Marty Pack

Board Member

Marty Pack is a philosopher, filmmaker, public health expert, and educator. Ms. Pack is an Intellectual Creative with a vision. Through academic and investigative research, she brings a level of compassion to tell an honest story. Her desire to educate fuels her drive to teach the underlying causes of marginalization.

She combines her academic expertise in humanities with an artistic vision to create educational documentaries exploring the ways in which power is exercised through religious, educational, healthcare, and other institutions.

She majored in Women’s Studies for three years before finishing her self-directed degree in Communication/Production through the University Without Walls program at Northeastern Illinois University, graduating Summa Cum Laude. She holds a masters in Political Science with a focus on Philosophy, specifically Hannah Arendt’s work on power and violence. Her current academic focus is on health and Public Administration. Her most loved education was improv at the Second City in Chicago. Women’s Studies and Philosophy are the lenses she has used in her academic and film careers to push humanities work forward.

Ms. Pack has done groundbreaking research on religion as it relates to domestic violence. Her thesis explored Orthodoxy and Catholicism in Eastern Europe and the attack on women’s rights. This research was the first of its kind. She continued her research on Catholicism and domestic violence with an anthropological qualitative study exploring Catholic priests in the U.S. to understand the limited domestic violence advocacy within the institution and the good work done by a few parishes.

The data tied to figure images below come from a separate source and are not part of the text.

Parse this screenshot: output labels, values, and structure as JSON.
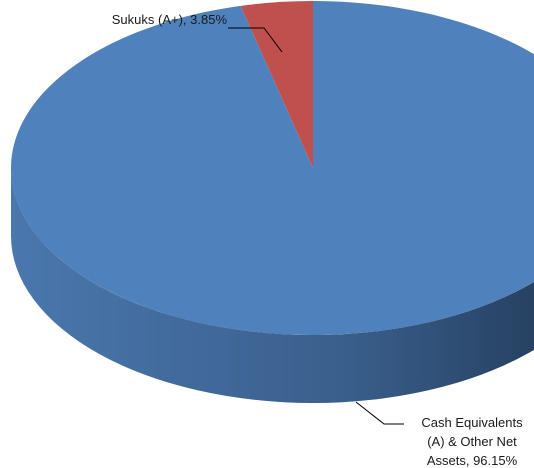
{
  "chart_data": {
    "type": "pie",
    "style": "3d",
    "title": "",
    "slices": [
      {
        "label": "Cash Equivalents (A) & Other Net Assets, 96.15%",
        "value": 96.15,
        "color": "#4f81bd"
      },
      {
        "label": "Sukuks (A+), 3.85%",
        "value": 3.85,
        "color": "#c0504d"
      }
    ]
  },
  "labels": {
    "sukuks": "Sukuks (A+), 3.85%",
    "cash_line1": "Cash Equivalents",
    "cash_line2": "(A) & Other Net",
    "cash_line3": "Assets, 96.15%"
  }
}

Her production The Take Over of Testing was the first to show the marginalization of Black and Brown communities using the eugenics policies of the testing movement. The film revealed the historical connections between marginalization using standardized testing and the implementation of these same education policies starting with “No Child Left Behind.” Through this film, she was one of the first to educate the community and the Chicago Teachers Union on the school-to-prison pipeline. True to the documentary’s investigation, we can see the devastation wrought by the destructive policy. This film is relevant more than ten years later.

Her second film, Maria’s Story, Undocumented Violence, spotlighted an undocumented woman surviving an abusive marriage, gaining legal status, and achieving the American dream. Through a religious lens, we see the power structure that has subjugated women for centuries. This film has been used to educate Social Work students and the public at Governor State University. The Archdiocese of Chicago’s Domestic Violence Outreach program uses the film to inspire the undocumented community to get help. 

She was fortunate to travel extensively before 2020. Her hobbies are reading theory, listening to music, and weightlifting.